1.) Studies in sociology, political science, and law on gun control and policy. Can scholars and academics study this issue so that politicians can stop saying, “We need more studies on how gun control laws would actually impact these kinds of events.” A certain politician has said that he didn't think any particular law would prevent people who are intent on doing harm from carrying out their harm -- is this true? What basis is this claim made from? I'd like to see some scholarly discussion on this so that we as a society have some real basis from which to draw our conclusions.
2.) Studies in poli/sci and American Studies Programs and American History on the 2nd amendment – how can we make the public more aware and in touch with the origin, purpose, and effects of this amendment? What is, actually, the right to keep and bear arms, and why do we have it, who and what does it protect, and what does it mean for a society, and how can we view this right in light of 21st century advancements in both ethics and technology? Instead of just reflexively saying, “We need to protect the second amendment,” let’s strive to increase an awareness about what it really is. Let’s open a conversation about this right of ours, and make the conversation more accessible to all. The effects of this amendment, or right, have a bearing on our lives whether we want it to or not. We need to become more familiar with our rights and why we have them. Graduate and academic conversations can be a starting point for getting this conversation into the public consciousness.
3.) Studies to increase awareness of and education about mental illness, mental disturbances, and mental health.

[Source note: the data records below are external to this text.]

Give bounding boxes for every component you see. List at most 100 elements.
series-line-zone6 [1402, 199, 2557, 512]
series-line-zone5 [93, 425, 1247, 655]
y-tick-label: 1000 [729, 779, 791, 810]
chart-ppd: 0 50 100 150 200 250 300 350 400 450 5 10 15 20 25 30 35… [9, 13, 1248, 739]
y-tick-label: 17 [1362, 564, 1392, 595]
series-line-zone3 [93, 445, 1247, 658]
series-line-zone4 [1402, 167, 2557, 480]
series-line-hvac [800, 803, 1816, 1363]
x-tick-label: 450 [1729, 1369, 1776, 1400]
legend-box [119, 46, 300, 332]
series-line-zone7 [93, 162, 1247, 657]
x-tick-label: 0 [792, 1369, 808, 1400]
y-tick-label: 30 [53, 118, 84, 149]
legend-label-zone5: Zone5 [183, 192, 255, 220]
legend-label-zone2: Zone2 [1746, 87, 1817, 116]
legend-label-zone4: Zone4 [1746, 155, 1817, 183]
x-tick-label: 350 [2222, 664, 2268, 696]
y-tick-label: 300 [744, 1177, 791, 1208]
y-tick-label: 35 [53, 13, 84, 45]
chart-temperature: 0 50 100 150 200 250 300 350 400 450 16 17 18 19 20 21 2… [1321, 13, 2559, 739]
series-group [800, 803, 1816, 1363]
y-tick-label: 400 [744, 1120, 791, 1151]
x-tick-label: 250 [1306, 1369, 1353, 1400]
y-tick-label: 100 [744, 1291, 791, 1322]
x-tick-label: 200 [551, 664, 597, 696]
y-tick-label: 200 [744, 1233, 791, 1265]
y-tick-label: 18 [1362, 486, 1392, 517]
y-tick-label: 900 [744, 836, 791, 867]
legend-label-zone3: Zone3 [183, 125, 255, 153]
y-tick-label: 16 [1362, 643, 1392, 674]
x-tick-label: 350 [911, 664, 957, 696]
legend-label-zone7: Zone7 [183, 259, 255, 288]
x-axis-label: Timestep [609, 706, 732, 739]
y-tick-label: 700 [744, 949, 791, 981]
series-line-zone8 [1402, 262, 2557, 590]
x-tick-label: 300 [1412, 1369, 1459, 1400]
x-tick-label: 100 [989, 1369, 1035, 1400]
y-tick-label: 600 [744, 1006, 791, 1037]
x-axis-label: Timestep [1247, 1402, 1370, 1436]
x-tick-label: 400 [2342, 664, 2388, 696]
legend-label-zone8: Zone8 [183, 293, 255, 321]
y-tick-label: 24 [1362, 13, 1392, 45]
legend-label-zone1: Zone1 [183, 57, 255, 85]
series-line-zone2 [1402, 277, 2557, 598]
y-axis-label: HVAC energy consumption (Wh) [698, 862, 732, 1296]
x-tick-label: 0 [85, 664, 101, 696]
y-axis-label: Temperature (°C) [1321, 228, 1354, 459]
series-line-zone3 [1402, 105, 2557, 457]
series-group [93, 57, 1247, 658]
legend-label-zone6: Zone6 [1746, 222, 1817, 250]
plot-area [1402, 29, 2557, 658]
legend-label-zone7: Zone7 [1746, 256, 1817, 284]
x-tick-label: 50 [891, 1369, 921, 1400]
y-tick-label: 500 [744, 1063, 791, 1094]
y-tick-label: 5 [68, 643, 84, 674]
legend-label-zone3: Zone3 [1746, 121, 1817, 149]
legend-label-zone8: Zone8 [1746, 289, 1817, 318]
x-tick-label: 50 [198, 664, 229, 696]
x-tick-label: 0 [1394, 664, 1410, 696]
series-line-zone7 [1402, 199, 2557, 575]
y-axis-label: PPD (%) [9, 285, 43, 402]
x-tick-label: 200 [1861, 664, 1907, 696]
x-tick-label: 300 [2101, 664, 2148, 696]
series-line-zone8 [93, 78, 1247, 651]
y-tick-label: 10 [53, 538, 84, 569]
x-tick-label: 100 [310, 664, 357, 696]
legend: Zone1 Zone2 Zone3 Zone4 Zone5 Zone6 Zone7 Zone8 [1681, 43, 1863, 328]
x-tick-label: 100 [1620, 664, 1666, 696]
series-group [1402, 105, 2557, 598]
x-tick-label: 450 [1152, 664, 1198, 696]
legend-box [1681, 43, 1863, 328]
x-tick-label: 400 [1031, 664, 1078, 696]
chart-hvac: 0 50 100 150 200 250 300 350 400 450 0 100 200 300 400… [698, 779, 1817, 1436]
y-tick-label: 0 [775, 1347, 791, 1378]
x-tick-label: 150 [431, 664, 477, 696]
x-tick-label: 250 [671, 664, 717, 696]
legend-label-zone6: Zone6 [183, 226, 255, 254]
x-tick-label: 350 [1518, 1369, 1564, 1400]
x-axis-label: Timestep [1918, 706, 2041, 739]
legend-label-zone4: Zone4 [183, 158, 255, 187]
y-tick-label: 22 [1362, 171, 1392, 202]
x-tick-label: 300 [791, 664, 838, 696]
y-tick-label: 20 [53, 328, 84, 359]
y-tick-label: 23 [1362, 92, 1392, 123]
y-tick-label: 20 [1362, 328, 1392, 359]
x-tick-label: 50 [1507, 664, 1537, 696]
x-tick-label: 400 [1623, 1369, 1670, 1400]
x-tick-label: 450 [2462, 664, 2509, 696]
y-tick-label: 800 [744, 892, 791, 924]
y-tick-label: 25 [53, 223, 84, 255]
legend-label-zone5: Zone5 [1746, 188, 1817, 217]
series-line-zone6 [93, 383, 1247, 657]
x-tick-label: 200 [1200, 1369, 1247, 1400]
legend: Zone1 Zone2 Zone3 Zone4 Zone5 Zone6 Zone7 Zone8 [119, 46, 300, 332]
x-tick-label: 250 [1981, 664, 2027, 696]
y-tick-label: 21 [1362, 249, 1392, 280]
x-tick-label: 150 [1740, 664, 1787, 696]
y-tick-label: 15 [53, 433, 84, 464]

Academics have to research more about the relationship between our societal choices and values and the state of our individual and collective mental health. What can we do to nurture our psyches, and what can we do to prevent our psyches from becoming diseased, disordered, and disconnected from reality?
These are just some preliminary thoughts about what discussions must, I believe, begin to rise up out of the horror and pain of this needless tragedy. Again, my thoughts and love are with the survivors, the victims, and family and friends whose lives were all changed forever on July 20th.